What's so horrible about all of the software out there is that like you said they're nothing more than electronic verisons of the forms.

Worse most don't ensure you're in compliance.

I've been working on a RRP Compliance program that reduces the paperwork to a few minutes. It generates the forms in an electronic version but also allows you to print them. It also includes project management so that you can keep track of the status of all of our jobs. And of course it works on phones, tablets and computers.

I mention all of this as like you I find it offensive that people are preying on contractors who are trying to earn a living and selling them junk. I grew up around construction but went into IT as I wanted to do something different. Ironically, I've always been drawn back to it as I've renovated a few houses, and have the itch to do another one soon.

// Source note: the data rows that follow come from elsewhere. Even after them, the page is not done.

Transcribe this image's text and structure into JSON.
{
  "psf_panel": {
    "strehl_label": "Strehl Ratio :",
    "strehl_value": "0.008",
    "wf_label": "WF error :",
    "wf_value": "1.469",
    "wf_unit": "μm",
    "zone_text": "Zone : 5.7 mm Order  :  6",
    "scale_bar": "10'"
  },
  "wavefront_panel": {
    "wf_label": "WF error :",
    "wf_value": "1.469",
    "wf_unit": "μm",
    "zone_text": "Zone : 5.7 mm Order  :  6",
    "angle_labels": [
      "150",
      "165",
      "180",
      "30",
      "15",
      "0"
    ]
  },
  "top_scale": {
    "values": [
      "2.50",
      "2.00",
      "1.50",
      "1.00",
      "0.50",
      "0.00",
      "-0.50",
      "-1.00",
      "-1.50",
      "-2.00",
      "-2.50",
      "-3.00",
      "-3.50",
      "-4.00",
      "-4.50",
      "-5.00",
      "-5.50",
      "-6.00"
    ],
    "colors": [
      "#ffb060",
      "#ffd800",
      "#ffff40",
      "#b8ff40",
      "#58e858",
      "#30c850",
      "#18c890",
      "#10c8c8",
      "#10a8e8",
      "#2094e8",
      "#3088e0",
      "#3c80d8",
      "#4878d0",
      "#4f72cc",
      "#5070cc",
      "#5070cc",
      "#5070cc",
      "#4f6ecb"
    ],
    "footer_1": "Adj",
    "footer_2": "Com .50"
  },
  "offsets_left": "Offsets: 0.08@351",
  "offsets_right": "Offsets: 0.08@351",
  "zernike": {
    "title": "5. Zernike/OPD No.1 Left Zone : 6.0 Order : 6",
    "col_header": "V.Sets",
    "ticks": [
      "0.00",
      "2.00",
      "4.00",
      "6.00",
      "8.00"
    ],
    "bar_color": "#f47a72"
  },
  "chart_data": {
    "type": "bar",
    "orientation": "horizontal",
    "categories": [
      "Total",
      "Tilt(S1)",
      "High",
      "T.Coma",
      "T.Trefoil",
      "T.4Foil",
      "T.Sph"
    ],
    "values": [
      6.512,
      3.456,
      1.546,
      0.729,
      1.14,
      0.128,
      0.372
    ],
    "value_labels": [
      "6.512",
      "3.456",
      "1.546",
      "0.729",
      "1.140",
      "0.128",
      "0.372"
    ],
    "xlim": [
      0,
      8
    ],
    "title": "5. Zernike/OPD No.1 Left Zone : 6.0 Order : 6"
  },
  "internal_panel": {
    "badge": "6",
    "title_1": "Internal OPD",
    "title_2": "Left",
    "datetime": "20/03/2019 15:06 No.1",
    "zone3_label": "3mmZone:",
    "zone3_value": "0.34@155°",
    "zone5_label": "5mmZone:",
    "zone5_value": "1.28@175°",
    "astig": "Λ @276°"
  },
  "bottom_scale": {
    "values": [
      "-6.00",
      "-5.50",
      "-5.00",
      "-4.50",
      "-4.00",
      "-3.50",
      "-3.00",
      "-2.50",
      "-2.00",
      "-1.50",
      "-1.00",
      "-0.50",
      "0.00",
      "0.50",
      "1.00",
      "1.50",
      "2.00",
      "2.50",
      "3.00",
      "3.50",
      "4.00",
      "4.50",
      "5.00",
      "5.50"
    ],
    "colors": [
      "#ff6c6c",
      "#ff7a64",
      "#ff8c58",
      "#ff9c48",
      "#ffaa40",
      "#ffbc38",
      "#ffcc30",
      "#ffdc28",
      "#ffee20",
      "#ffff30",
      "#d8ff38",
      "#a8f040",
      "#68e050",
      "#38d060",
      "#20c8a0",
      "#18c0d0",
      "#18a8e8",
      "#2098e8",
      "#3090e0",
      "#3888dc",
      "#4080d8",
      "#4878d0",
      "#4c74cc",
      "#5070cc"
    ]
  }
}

Roamer, what's really scary is that companies can be and are being fined because employees are sloppy and these programs don't allow company principals, project managers etc to monitor what's entered.


----------



## salmangeri

Grrrrrrrrrr!!!!


----------



## thinkpainting/nick

Many here are not renewing there certification I know I'm not.


----------



## chrisn

thinkpainting/nick said:


> Many here are not renewing there certification I know I'm not.


me either


----------



## AngieM

I took a lead based paint abatement class that was "highly recommended" because I'm a landlord and a painter. As they were explaining the hefty fines and penalties for non compliance I happily skipped the last part of the program where you request the target on your back... Eh hem, I mean certificate for completing the program.

That ,and call me crazy, but I'm pretty sure 3m and this new regulatory agency they added to our city code are in cahoots. Just an observation.


----------